Login IDs

To access a SQL Server, a user must be assigned a valid login ID: a unique name that follows the rules for identifiers and is used to identify a user on a SQL Server. A login ID is also sometimes referred to as a login.

The login IDs you need to create depend on the server's login security mode:

• If a server is configured for integrated security with Windows NT, it is not necessary to create a login ID for each user. The SQL Security Manager utility provided with SQL Server can automatically map the Windows NT – based usernames to SQL Server login IDs or to a default login ID. For more information about using SQL Security Manager, see Chapter 9, Managing Security.
• If a server is configured for standard security, you must create a separate login ID for each user who will connect to that SQL Server–except for those users who will always connect as system administrator by using the built-in sa login ID.

  You can create a visitor login ID to be shared by infrequent users who have common access and permission requirements.

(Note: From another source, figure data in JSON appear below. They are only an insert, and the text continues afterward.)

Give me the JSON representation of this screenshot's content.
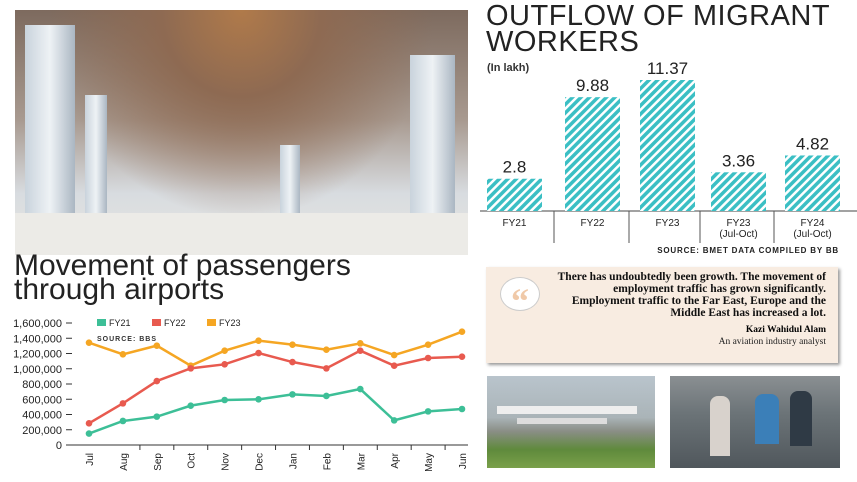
{
  "bar_chart": {
    "title": "OUTFLOW OF MIGRANT WORKERS",
    "unit": "(In lakh)",
    "source": "SOURCE: BMET DATA COMPILED BY BB",
    "color": "#3bbfc4",
    "chart_data": {
      "type": "bar",
      "categories": [
        [
          "FY21"
        ],
        [
          "FY22"
        ],
        [
          "FY23"
        ],
        [
          "FY23",
          "(Jul-Oct)"
        ],
        [
          "FY24",
          "(Jul-Oct)"
        ]
      ],
      "values": [
        2.8,
        9.88,
        11.37,
        3.36,
        4.82
      ],
      "labels": [
        "2.8",
        "9.88",
        "11.37",
        "3.36",
        "4.82"
      ],
      "ylim": [
        0,
        11.37
      ]
    }
  },
  "line_chart": {
    "title_line1": "Movement of passengers",
    "title_line2": "through airports",
    "source_prefix": "SOURCE:",
    "source": "BBS",
    "chart_data": {
      "type": "line",
      "categories": [
        "Jul",
        "Aug",
        "Sep",
        "Oct",
        "Nov",
        "Dec",
        "Jan",
        "Feb",
        "Mar",
        "Apr",
        "May",
        "Jun"
      ],
      "ylim": [
        0,
        1600000
      ],
      "yticks": [
        "0",
        "200,000",
        "400,000",
        "600,000",
        "800,000",
        "1,000,000",
        "1,200,000",
        "1,400,000",
        "1,600,000"
      ],
      "legend_position": "top",
      "series": [
        {
          "name": "FY21",
          "color": "#3dbf97",
          "values": [
            150000,
            315000,
            372000,
            516000,
            590000,
            599000,
            664000,
            643000,
            734000,
            323000,
            441000,
            472000
          ]
        },
        {
          "name": "FY22",
          "color": "#e85a4f",
          "values": [
            284000,
            546000,
            839000,
            1005000,
            1058000,
            1206000,
            1088000,
            1005000,
            1237000,
            1040000,
            1141000,
            1158000
          ]
        },
        {
          "name": "FY23",
          "color": "#f5a623",
          "values": [
            1342000,
            1189000,
            1303000,
            1040000,
            1237000,
            1368000,
            1316000,
            1250000,
            1333000,
            1180000,
            1316000,
            1486000
          ]
        }
      ]
    }
  },
  "quote": {
    "text": "There has undoubtedly been growth. The movement of employment traffic has grown significantly. Employment traffic to the Far East, Europe and the Middle East has increased a lot.",
    "name": "Kazi Wahidul Alam",
    "role": "An aviation industry analyst",
    "icon": "quote-mark-icon"
  }
}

For more information, see Visitor Login IDs.

• If a server is configured for mixed security, you will need to create login IDs for each user who will connect over nontrusted connections, using the standard security rules described above. You may also want to create a visitor login ID.

  For each user who will connect over trusted connections using integrated security rules, you will need to use SQL Security Manager to map the Windows NT – based usernames to SQL Server login IDs or to a default login ID.

Other information is associated with a login ID. When you create a login ID, you will usually also:

• Provide a password for that login ID.

  The default password is NULL. Unless you assign some other password when a user's login is established, the user will not have a password. When using standard or mixed security, you should not allow a NULL password.

  With integrated security, there is no need to maintain passwords. However, if you change to standard or mixed security, anyone can log in if there are no passwords, so it is a good idea to set random passwords. (SQL Security Manager will do this for you.)

• Assign a default language.

  The user will be automatically logged in as using that language. Only the languages available to the server are available to the user. If no language is specified, SQL Server's default language is used.

• Assign a default database.

  A default database is the database that the user is connected to immediately after logging in to SQL Server. However, before a user can access objects in the default database, the user must be granted permissions for the database.

  If no database is specified, the master database becomes the default database. Although you should have master as the SA's default database, you should assign default databases other than master to other users to discourage them from creating database objects in the master database.

• Specify the databases the login ID will be permitted access to.
• Assign a username (or alias) and, optionally, a group for each database the login ID is permitted access to.

For information about creating a login ID and specifying the above information, see Chapter 9, Managing Security. For information about usernames, aliases, and groups, see About Database Users.

The SA can manage all aspects of login IDs. A user is allowed to change his or her own password, default language, and default database.

If you no longer want a user to have access to a particular SQL Server, you must drop the user's login ID from that server. You cannot drop the login ID of a user who is the owner of the current database or a database object in the current database. You must transfer the ownership of the current database and drop owned objects from the current database before dropping the owner's login ID.

A login ID provides access to a SQL Server but does not allow a user to access any user databases. A database username and appropriate permissions are required to access and use a database. For information about providing database access, see About Database Users and About Permissions.